Harclay did not hesitate. He dropped the gun and held his hands up in surrender. As he lifted his arms, Violet saw the gleam of a second pistol tucked into his breeches. She widened her eyes at him in warning, and at once he lowered his arms. The pistol remained hidden beneath his waistcoat.

“I don’t have the money,” Harclay said, “but if you’ll allow me, I’d like to show you something even better.”

The acrobat wrinkled his nose. “What’s better than money?”

Slowly, his gaze never leaving the armed men, Harclay dug two fingers into the pocket of his jacket and produced a small, shining object that appeared inky dark in the light of the tavern.

Violet’s breath left her body.
The French Blue
.

The French Blue!

And Harclay was about to trade it for her life.

“Diamonds,” Harclay replied. “This is the largest diamond yet discovered on earth, gentlemen. It belonged to the kings of France.”

The acrobat held out his hand. “How can I be sure it’s real?”

Harclay handed over the diamond. “Touch it and you’ll see.”

Violet watched as the acrobat held Hope’s diamond up to the light. Lust, pure and potent, slowly widened in his eyes, as if the jewel were casting a spell upon him.

She felt it, too: the diamond’s strange pull, her desire for it pounding against her rib cage. If the diamond ended up with these drunken acrobats, it would be lost forever; pawned, sold overseas, buried. Hope would be ruined; her own inheritance, gone.

No. Violet could not—
would
not—allow these bastards the pleasure.

She met eyes with Harclay. He nodded imperceptibly, reading her thoughts.

“I assure you, the diamond is genuine. All fifty carats,” Violet said and struggled against the chair. “Now untie me!”

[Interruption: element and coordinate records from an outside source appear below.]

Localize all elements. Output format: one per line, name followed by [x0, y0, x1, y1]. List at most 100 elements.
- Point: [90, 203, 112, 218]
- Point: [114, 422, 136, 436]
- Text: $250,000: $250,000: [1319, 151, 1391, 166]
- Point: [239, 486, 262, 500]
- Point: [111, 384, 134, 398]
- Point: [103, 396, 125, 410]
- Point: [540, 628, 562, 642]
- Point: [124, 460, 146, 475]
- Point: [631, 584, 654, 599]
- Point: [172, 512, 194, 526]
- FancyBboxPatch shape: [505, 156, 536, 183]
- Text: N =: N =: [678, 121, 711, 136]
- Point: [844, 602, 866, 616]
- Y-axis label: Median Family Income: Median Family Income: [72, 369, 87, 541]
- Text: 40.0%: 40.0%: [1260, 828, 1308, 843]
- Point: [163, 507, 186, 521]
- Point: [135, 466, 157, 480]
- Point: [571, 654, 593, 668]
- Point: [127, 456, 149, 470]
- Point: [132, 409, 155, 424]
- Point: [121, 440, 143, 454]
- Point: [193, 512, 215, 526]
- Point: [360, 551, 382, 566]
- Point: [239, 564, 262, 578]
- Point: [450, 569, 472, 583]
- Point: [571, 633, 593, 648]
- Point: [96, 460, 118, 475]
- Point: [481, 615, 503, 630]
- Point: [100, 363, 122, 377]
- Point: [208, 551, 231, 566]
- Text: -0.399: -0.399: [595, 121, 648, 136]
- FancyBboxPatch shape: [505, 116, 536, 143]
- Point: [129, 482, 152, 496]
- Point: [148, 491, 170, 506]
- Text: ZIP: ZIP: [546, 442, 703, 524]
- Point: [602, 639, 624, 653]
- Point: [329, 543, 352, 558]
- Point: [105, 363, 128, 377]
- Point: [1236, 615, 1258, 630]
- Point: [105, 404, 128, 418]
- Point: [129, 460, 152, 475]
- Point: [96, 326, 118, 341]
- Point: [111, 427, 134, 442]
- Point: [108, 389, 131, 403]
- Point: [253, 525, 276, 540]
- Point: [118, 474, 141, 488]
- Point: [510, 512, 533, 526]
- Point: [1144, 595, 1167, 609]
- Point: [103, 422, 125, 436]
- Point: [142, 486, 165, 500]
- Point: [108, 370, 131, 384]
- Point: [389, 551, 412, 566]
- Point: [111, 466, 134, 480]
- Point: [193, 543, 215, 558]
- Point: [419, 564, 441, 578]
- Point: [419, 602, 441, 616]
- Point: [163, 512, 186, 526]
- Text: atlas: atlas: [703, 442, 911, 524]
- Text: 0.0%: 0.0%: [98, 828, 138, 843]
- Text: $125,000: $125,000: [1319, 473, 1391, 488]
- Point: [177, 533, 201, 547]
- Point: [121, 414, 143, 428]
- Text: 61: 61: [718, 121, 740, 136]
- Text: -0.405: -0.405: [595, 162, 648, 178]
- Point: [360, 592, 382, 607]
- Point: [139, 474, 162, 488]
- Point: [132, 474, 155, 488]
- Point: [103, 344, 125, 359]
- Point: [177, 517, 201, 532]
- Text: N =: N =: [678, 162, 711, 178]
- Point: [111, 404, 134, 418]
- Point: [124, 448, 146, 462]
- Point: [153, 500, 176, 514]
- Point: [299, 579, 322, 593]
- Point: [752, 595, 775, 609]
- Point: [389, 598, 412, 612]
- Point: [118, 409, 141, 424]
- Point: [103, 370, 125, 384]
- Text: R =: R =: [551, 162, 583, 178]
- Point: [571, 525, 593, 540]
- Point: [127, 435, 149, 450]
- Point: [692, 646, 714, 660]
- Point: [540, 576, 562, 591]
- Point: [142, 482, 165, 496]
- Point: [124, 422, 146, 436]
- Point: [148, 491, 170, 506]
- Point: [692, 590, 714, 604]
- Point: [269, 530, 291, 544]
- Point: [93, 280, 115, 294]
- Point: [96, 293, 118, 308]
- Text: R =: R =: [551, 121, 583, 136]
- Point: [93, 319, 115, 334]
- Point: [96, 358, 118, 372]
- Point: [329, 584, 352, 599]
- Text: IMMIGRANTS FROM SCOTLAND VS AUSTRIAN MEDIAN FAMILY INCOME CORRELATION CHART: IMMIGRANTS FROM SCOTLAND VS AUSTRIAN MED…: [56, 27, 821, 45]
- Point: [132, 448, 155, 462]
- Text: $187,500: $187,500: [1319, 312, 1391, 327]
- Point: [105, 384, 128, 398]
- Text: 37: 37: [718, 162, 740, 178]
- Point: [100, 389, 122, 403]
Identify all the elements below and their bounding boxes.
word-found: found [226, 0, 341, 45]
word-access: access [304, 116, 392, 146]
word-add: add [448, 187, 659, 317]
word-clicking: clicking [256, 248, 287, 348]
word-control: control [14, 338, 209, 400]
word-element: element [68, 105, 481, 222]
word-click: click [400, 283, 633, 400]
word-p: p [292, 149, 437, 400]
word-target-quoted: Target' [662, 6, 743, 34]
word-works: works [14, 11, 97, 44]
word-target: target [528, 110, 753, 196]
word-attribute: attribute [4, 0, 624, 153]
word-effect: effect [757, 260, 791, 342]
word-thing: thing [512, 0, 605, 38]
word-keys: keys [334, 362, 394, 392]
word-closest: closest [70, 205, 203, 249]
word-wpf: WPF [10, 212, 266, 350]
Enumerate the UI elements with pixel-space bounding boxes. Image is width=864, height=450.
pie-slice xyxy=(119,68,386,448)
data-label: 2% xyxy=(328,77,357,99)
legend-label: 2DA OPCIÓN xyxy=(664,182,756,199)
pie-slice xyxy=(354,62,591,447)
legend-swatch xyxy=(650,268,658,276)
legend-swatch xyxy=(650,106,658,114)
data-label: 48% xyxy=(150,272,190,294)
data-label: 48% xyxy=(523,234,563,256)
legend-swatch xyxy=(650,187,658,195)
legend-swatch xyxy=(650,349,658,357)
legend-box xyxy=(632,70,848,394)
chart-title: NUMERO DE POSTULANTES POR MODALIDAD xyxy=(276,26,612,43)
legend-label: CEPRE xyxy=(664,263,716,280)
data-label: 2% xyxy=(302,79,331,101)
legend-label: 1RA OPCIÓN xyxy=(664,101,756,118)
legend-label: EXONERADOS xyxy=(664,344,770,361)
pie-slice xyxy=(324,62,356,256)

The acrobats exchanged grunts; while the one continued to survey the diamond, the other lowered his gun and loosened Violet’s hands.

Taking advantage of the diamond’s spell, Violet quick as lightning jerked her knee against the acrobat’s nose. He fell to the floor and she made a grab for his gun, but his partner was too quick. He took her by the hair and wheeled her to face Harclay, holding his pistol to her head.

“Don’t come any closer,” he warned, “or I’m liable to shoot that bullet we been talkin’ of.”

Still holding one hand up in surrender, Harclay slowly extended his right arm, as if to reach for Violet.

The acrobat tugged her closer against him, giving her hair a good, hard tug. Violet gritted her teeth at the sudden sharp pain. Bastard would pay for that, she swore silently, and pay dearly.

“Easy, there,” Harclay said, reaching farther. “You’ve got the diamond—should fetch you much more than seventy-five pounds, surely. Now give me the girl. That was our deal, remember?”